Assignment 2: Classifier implementation

In this assignment, you will implement two algorithms to train classifiers: support vector machine and logistic regression. The main objectives of this assignment are first that you should get some experience of the practical considerations of implementing machine learning algorithms, and secondly that you should get a taste of how a typical machine learning paper looks.

Write Python code to implement the algorithms. Please also try to answer the exercise question. Send the code and the answer to the exercise by email to the lab instructor (luis.nieto.pina -at- svenska.gu.se). This assignment is solved individually.

Deadline: September 24

Preliminaries

Repeat the material from the lecture about linear classifiers (in particular the perceptron code near the end), and the the lecture about SVM and LR.

Have a look at the paper Pegasos: Primal Estimated sub-GrAdient SOlver for SVM, Shalev-Shwartz et al. (2010). You're free to skip the mathematical details, but please read the introduction and make sure you understand the pseudocode in Figure 1, which is what you will implement in this assignment. Here are some clarifications about the pseudocode:

In addition to the paper, I have written a separate document that explains the algorithm in more detail, and uses a notation more similar to what we have seen previously.

Exercise question

We are developing a simple system to predict the weather based on our location and the season. Here is a training set.

City:      Month:    | Weather:
--------------------------------
Gothenburg July      | rain
Gothenburg December  | rain
Paris      July      | sun
Paris      December  | rain

We build the system by training a perceptron from scikit-learn on this training set. We then test the classifier on the same set. As expected, the classifier correctly classifies all the instances in this set; after all, it's the same set we used to train it.

Now, we repeat this experiment using another training set. We train the classifier using the following examples and evaluate it using the same examples.

City:      Month:    | Weather:
--------------------------------
Sydney     July      | rain
Sydney     December  | sun
Paris      July      | sun
Paris      December  | rain

When we use this set, for some strange reason our classifier performs poorly! We can't improve it by switching to an SVM. Do you have an idea what's going on?

Here is the Python code if you want to try the experiment yourself.

Introduction

Download and unpack this zip file. The package contains the perceptron code presented during the second lecture (lecture2.py). It also contains a program (doc_classification.py) that trains and evaluates the perceptron implementation using the review dataset that we've used previously.

Run the experiment code and make sure it works on your machine.

Your tasks

Implementing the SVM

Implement the Pegasos algorithm for training SVMs by converting the pseudocode in Figure 1 into proper Python. Test your implementation by using your own classifier instead of the perceptron in doc_clasification.py. It's probably easiest if you start from the code we saw during the lecture, in particular the class called NewPerceptron2.

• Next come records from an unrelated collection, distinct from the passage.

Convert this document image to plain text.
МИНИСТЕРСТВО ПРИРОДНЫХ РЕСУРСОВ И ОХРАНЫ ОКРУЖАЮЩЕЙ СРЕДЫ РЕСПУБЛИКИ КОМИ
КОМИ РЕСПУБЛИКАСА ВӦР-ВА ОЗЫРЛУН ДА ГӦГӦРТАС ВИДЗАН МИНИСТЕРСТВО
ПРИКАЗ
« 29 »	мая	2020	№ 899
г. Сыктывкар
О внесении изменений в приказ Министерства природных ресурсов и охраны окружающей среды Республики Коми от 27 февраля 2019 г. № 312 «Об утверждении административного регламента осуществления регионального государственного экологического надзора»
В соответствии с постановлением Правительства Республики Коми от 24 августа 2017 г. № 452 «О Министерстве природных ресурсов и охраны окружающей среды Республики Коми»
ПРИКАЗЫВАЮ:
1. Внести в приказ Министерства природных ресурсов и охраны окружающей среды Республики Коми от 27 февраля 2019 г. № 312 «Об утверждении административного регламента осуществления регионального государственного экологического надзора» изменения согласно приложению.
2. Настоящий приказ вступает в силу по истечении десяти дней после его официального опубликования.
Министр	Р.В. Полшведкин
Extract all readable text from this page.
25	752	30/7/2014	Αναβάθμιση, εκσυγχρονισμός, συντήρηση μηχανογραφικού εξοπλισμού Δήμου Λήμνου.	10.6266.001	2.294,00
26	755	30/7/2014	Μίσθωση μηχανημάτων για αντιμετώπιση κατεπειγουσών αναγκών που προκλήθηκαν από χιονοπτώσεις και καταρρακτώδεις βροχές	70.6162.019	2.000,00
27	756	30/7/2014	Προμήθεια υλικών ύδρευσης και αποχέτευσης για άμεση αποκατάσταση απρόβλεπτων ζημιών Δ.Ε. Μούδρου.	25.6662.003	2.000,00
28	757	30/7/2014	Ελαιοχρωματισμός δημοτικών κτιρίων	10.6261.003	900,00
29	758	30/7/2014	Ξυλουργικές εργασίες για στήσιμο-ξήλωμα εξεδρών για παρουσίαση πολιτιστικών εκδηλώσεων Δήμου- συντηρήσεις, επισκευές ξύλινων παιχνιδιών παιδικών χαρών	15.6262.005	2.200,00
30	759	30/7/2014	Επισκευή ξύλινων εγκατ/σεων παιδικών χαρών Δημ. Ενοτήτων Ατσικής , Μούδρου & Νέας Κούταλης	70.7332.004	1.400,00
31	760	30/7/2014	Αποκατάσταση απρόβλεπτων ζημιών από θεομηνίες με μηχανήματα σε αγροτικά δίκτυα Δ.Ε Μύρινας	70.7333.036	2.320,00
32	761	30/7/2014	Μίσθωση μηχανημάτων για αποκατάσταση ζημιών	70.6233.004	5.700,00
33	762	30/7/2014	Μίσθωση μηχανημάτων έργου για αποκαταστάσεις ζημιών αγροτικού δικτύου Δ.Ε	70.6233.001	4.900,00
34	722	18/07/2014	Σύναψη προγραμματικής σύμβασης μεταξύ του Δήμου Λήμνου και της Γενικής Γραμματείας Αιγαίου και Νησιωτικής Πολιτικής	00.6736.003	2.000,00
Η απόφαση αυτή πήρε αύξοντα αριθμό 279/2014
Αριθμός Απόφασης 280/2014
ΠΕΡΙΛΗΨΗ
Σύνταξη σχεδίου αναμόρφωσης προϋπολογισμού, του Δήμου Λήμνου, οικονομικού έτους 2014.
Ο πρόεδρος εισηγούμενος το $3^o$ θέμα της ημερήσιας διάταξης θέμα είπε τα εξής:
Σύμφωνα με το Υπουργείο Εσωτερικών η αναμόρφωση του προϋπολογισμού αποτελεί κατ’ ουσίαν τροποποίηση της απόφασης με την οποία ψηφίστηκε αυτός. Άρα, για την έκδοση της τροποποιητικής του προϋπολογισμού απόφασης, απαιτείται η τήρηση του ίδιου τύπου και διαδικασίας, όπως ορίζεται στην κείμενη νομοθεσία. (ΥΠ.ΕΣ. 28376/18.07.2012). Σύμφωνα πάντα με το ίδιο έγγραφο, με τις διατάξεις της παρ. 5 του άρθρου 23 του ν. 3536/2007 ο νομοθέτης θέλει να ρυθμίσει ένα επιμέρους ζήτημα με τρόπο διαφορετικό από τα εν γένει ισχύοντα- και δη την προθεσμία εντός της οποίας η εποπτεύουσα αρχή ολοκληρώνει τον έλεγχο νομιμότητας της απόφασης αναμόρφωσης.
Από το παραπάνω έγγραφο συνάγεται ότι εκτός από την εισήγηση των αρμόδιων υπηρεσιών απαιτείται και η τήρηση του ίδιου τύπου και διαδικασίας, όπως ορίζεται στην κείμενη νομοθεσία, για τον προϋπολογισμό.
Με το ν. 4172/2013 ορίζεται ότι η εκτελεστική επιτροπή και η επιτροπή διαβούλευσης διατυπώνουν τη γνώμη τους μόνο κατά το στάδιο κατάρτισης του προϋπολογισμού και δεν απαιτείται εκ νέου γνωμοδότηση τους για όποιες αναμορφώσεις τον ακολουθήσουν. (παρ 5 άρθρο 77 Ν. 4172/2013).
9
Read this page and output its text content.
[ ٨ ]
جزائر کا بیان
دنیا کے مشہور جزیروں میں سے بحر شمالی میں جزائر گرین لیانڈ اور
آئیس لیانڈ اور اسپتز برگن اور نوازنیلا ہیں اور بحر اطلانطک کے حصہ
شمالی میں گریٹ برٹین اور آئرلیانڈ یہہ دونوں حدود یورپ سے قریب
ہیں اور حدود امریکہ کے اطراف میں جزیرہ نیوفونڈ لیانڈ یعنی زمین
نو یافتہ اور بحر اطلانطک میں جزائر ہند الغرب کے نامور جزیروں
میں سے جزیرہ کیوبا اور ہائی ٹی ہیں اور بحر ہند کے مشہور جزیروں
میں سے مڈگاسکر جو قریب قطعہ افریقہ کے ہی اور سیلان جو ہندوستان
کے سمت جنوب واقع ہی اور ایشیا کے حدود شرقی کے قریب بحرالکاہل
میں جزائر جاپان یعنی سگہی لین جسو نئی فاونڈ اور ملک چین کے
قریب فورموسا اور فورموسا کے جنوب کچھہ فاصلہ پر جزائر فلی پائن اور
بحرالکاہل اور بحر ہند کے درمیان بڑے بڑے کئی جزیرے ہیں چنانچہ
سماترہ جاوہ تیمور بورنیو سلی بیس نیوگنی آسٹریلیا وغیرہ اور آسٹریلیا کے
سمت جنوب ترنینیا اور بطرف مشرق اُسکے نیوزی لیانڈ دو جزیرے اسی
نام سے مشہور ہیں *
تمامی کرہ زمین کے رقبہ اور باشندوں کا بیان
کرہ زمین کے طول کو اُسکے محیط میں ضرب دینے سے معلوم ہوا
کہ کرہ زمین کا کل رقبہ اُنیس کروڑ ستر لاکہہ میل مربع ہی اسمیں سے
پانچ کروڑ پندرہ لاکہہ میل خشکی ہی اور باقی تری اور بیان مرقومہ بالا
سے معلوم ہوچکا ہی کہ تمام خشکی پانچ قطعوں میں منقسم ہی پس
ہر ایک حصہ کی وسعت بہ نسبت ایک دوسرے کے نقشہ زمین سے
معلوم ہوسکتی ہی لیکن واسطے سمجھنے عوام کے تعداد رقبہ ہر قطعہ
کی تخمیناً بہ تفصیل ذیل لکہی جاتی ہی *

You can try to find good values for the parameters T and λ. In my experiments, I set T to 10 times the size of the training set (roughly equivalent to 10 perceptron iterations) and λ to 0.01, which gave a classification accuracy that was slightly higher than that of the perceptron.

Logistic regression

As we saw in the lecture, the logistic regression classifier can be stated similarly to the SVM. The difference is just in which loss function is used: the SVM uses the hinge loss and LR the log loss.

Take a look at the table on page 15 in the Pegasos paper. The first line shows the hinge loss and the corresponding update operation that is carried out in each step in the algorithm.

Make a new training algorithm that uses the log loss (the second line) instead of the hinge loss. See how well it works compared to your previous classifier.

Optional tasks

Using sparse vectors

Our implementation is slow and wasteful in terms of memory if we use a lot of different features (which is common in NLP). With sparse vectors, this can be improved. Follow the example of SparsePerceptron in the lecture code and implement sparse versions of the SVM and LR algorithms.

In addition, remove the SelectKBest step from the pipeline and check the difference.

Hint. The helper function sparse_dense_dot(x, w) is used to carry out a dot product between a sparse vector x and a dense vector w, while add_sparse_to_dense(x, w, xw) is the counterpart of the operation w += xw * x.

Speeding up the scaling operation

At some places in the pseudocode, the whole weight vector is scaled by some factor. This can be a slow operation if our training set consists of high-dimensional, sparse vectors. Read section 2.4 about a trick for speeding up the scaling operation. Implement the learning algorithm so that it uses this trick.